2016 Team Member -Tom Elias
I felt almost airborne as I rounded the turn in Lane 7 and accelerated toward the finish of the 200-meter sprint at the Transplant Games on a humid, sultry Orlando evening a little more than two years after my kidney transplant. My lungs were clear, the other runners far behind, and I was exhilarated as I breathed deeply of the damp air.
At this moment I knew more fully than ever what my transplant had given me. Not a medal. When I finished, there were still two heats to go, and three men running in them had bested me in the 100 meters a few hours earlier. So I didn’t know if the strongest run I had made since high school would even put me among the leaders. But as I walked off the track and flopped on the infield grass to stretch my cramped hamstring muscles, I didn’t care much about that. I felt thrilled, yet it wasn’t the thrill of victory.

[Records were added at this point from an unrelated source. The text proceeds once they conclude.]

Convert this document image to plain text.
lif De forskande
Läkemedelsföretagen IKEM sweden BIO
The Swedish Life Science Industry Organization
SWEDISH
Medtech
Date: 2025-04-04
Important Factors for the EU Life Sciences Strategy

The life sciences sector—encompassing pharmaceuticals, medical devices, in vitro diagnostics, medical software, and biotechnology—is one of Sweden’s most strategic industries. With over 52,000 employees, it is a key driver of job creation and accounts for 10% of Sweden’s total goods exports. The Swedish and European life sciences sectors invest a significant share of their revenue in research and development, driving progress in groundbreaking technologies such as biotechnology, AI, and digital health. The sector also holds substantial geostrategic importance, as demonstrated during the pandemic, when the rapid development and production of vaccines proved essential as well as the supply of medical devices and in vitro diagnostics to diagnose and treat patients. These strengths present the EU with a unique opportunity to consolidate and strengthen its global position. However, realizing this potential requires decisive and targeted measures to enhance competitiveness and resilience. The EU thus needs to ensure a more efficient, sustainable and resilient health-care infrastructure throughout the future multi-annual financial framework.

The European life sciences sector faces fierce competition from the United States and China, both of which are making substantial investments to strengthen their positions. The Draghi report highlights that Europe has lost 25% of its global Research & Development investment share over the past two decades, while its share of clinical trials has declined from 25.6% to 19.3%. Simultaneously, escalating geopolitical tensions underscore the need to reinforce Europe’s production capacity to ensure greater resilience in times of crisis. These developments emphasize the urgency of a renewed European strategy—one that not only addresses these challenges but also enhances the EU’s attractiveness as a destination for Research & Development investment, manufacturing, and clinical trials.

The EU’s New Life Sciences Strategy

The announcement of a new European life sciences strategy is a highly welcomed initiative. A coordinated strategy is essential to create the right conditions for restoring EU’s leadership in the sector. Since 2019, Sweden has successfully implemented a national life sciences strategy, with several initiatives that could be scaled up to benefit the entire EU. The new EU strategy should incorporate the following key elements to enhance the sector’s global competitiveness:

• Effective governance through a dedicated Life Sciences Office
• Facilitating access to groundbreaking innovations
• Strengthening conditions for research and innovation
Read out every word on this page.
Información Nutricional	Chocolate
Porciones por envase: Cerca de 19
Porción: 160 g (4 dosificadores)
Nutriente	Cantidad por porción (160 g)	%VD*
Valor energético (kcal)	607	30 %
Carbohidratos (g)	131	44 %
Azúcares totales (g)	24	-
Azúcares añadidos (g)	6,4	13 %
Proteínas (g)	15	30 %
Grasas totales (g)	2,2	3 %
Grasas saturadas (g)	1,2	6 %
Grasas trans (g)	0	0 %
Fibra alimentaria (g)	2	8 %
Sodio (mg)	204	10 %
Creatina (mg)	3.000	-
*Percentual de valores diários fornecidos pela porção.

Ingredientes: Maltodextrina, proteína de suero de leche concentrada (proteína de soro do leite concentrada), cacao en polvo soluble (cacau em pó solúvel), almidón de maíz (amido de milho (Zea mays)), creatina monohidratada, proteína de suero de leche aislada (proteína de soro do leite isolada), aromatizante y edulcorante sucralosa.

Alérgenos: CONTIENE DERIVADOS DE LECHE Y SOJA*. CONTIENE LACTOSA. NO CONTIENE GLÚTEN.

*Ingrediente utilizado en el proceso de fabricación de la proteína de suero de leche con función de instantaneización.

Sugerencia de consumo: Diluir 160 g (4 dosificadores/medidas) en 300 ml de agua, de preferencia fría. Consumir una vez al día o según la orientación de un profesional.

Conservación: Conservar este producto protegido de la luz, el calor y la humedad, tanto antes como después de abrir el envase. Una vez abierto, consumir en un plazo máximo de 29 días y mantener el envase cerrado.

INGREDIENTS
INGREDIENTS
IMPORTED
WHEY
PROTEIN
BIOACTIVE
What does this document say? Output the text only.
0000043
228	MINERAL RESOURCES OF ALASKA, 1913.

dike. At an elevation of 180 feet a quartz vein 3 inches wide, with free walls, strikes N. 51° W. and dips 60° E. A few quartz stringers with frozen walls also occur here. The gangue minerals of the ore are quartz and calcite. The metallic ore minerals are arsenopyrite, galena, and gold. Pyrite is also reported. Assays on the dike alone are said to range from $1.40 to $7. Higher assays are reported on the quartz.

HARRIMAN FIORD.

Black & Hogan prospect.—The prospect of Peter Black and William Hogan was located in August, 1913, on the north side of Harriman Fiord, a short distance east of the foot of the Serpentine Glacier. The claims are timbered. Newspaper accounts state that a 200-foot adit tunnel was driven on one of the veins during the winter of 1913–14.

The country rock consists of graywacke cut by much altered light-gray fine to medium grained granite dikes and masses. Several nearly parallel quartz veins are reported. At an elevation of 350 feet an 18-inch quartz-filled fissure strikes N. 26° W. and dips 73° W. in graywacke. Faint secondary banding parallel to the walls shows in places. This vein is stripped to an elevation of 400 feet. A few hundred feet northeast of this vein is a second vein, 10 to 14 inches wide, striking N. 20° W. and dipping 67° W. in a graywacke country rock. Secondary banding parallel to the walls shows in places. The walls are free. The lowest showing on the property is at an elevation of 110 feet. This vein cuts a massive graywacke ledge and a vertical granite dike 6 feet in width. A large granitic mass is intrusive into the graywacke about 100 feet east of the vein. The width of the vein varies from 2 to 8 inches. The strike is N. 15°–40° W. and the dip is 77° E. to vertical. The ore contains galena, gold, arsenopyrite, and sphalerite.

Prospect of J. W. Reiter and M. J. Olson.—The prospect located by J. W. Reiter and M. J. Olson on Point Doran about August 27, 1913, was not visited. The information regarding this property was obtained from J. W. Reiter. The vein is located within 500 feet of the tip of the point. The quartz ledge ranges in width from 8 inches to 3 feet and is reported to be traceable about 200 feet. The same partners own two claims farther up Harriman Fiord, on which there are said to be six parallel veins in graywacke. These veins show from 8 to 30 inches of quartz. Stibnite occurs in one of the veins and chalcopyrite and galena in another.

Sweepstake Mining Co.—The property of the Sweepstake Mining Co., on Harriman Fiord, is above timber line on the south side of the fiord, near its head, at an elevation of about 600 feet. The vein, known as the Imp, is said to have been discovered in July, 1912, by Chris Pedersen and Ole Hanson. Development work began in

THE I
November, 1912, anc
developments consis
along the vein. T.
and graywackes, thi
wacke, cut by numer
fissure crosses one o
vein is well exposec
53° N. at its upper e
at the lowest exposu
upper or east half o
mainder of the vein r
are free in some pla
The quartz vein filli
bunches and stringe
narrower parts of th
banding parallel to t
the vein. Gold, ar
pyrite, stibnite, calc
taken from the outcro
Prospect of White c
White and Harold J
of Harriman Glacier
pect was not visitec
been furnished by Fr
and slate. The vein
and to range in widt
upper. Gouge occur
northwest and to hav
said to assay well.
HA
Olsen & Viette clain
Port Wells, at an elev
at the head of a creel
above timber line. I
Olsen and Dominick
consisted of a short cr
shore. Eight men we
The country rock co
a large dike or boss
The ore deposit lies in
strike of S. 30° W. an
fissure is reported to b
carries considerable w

This was the thrill of renewed life, of feeling well and understanding everything that led to this moment. It was a sense of utter certainty that this transplant would last. If I could run like that, there was no way my new kidney could ever fail.
It was a feeling I could never have experienced without the Games. And it was something I could share with my donor, who ran to me afterward breathlessly asking "Did we win?"
The answer was "yes, we did." But our victory came from just being there, demonstrating to us and all the world the power of a transplant to let me do something I previously could only dream about.